Dolphin Fish Harvest Closing for Commercial Fishermen

BY KEVIN WADLOW

Commercial fishermen have protested a federal closure to the Atlantic dolphin fishery that’s effective this coming Tuesday for the seafood industry. Recreational anglers can continue catching legal-size dolphin, also known as mahi-mahi, with daily limits of 10 per person, up to 60 per boat. No freshly caught dolphin can be sold as of Tuesday. “This closure is necessary to protect the dolphin-wahoo fishery because the commercial annual catch limit will be reached,” the federal South Florida Fishery Management Council said in a Wednesday statement.

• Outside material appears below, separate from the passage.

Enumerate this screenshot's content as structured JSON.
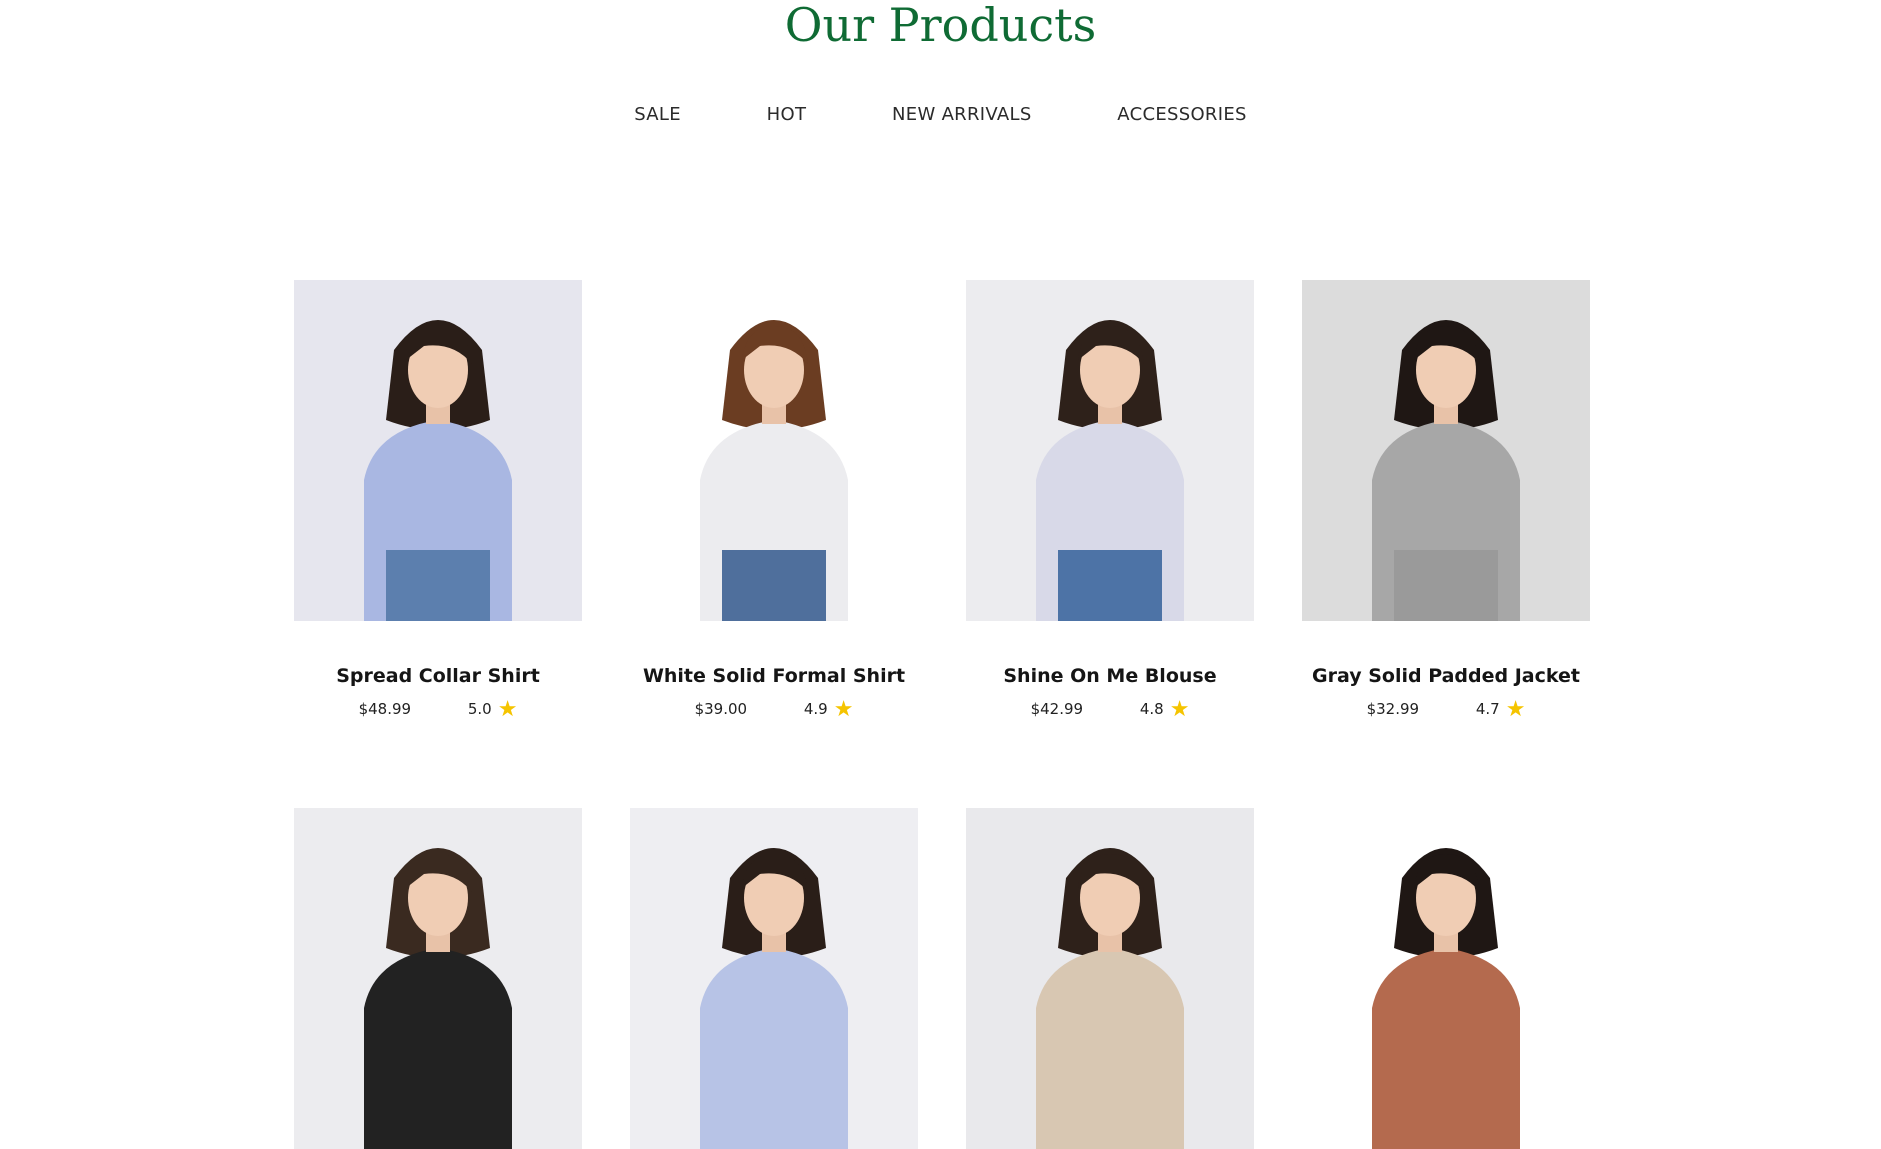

The commercial closure was scheduled to take effect June 24 but has been extended until 12:01 Tuesday since “some vessels are far offshore and need additional time to return to port.” Bob Jones of the Southeastern Fisheries Association, a commercial-fishing group, urged the National Marine Fisheries Service to issue an emergency extension of the dolphin season. “The anglers are not reaching their [harvest] allocation and the fishery is not overfished or undergoing overfishing,” Jones wrote to NMFS Regional Administrator Roy Crabtree.

“There is no valid reason not to let our fishermen continue to produce this wholesome fish.” Bill Kelly, director of the Florida Keys Commercial Fishermen’s Association, said a ban on sales of dolphin by charterboat crews “has significantly increased the need for greater allocation to the commercial sector to meet consumer demand.” “A commercial closure at the height of the dolphin season will only increase dependence on foreign imports when a healthy and sustainable fishery exists up and down the Atlantic coastline,” Kelly said in a letter to NMFS. “I understand that this closure is disruptive for some fishermen,” Crabtree responded, “but we cannot stop the closure using an emergency rule or other mechanism…. Meeting the dolphin catch limit does not meet those [emergency] criteria.”

The annual South Atlantic commercial harvest for dolphin now is about 1.16 million pounds whole weight. An increase in the commercial harvest, to 1.53 million pounds, has been tentatively approved but it received not yet been formally adopted.